A reasonable default for sensitive products: log the shape (token counts, model, latency, error kind, a content hash) by default, and only log full prompts/responses for opted-in debug sessions or for the small percentage of requests you sample for evals.
Alerts You Actually Want
Once you have the data, three alerts cover most real failure modes:
- Cost per hour above threshold. A prompt change that 5x's tokens shows up here within minutes, not at the end of the month.
- Schema-validation error rate above threshold. When
generateObjectstarts failing, your model has drifted, your schema has drifted, or someone changed the prompt. All three are worth knowing about today. - P95 latency above threshold. Time-to-first-token is the user-perceived metric.

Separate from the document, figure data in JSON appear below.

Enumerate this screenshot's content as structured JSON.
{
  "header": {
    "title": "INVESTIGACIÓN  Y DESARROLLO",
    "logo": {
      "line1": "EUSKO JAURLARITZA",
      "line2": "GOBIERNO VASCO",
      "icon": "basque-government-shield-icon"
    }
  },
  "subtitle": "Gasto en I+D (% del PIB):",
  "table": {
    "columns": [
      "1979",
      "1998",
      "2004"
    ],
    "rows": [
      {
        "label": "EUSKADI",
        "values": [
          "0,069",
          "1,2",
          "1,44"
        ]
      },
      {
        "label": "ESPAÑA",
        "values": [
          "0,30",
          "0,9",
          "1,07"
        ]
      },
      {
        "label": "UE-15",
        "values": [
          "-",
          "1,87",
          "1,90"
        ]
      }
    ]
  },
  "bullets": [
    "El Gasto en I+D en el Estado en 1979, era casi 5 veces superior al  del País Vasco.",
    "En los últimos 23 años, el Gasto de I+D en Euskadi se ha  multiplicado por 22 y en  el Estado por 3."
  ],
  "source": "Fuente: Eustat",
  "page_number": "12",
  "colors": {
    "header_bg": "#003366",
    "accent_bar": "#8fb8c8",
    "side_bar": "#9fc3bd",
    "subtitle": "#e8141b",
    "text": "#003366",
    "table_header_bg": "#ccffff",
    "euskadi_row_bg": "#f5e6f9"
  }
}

P95 going from 2s to 8s is a real product regression that you would otherwise discover via a support ticket.
Don't bother alerting on the model returning the "wrong" answer — that's an evals problem, not a metrics problem, and the answer is to run an eval suite on every prompt change, not to put a correctness gauge in PagerDuty.
A One-Sentence Mental Model
AI observability is just regular observability with the prompt and the response treated as first-class artifacts — wire it up on day one, log structured events with a trace ID, sample full payloads for replay, and don't pretend that a 200 status code means the feature worked.